Item identity for trading is always based on BP_ItemData and tags, not on world actors.

Save System for Vendors

Vendor state is persisted via BPI_SaveSystem as part of AI save data:

  • S_AI_SaveData fields include:
    • Pawn — NPC class.
    • Health — current HP.
    • BT — BehaviorTree.
    • NPC ItemsForSale Data — array of S_ItemForSale:
      • ItemBP_ItemData.
      • Quantity — current quantity.

On save:

  • Vendor’s current ItemsForSale array is serialized into NPC ItemsForSale Data.
  • Other AI attributes (health, behaviors) are saved alongside.

On load:

  • The save system spawns the NPC from the saved Pawn class and transform.
  • Restores:
    • Health.
    • BehaviorTree.
    • ItemsForSale quantities from NPC ItemsForSale Data.

This ensures that vendor stock and NPC state remain consistent across sessions.

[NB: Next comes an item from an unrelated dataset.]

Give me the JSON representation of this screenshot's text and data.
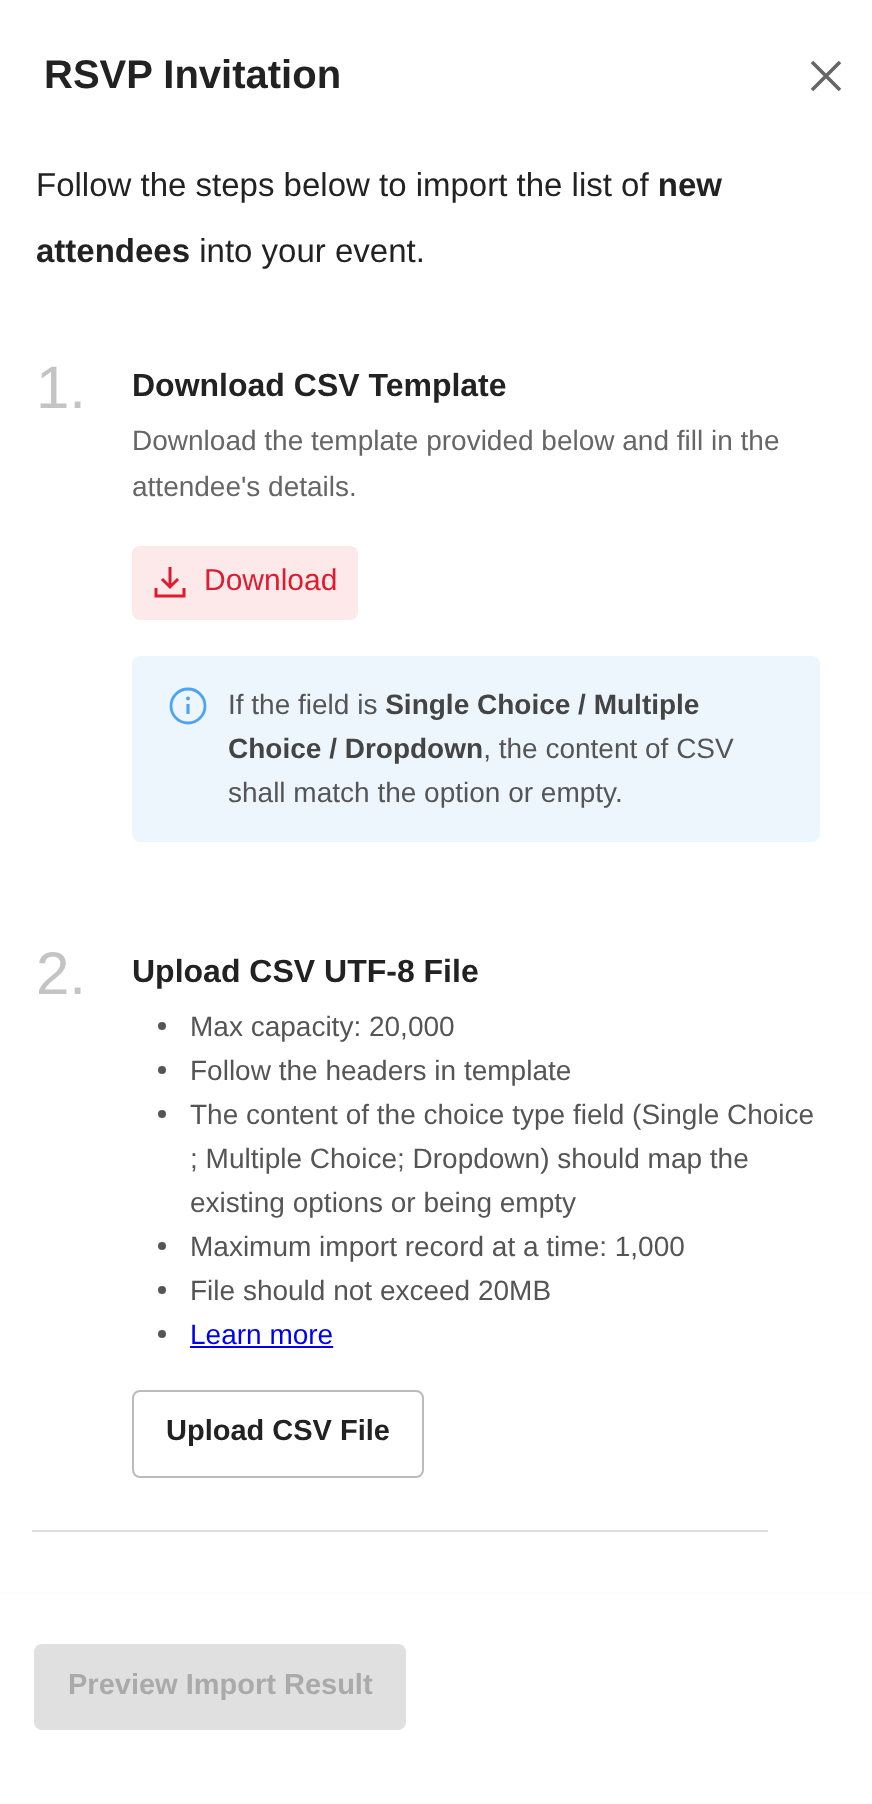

Interaction and State Integration

The vendor system reuses the same interaction/state architecture as other systems:

  • Interaction:
    • BP_InteractComponent detects NPCs via camera trace + interaction capsule.
    • IA_Interact triggers the dialogue activation (BPI MM QC ActivateDialogueState(Server)).
  • State system:
    • Dialogues run under CharacterStates.UnusualSkills.Dialogue.
    • Shop UI can be considered part of the dialogue flow (opened from dialogue options).
  • Item system:
    • All traded items are defined in DTItemData and described by BP_ItemData.
    • Inventory updates are delegated to BP_EquipmentComponent.

From a project architecture point of view, vendors are just AI actors with extra item arrays and pricing rules plugged into the existing systems.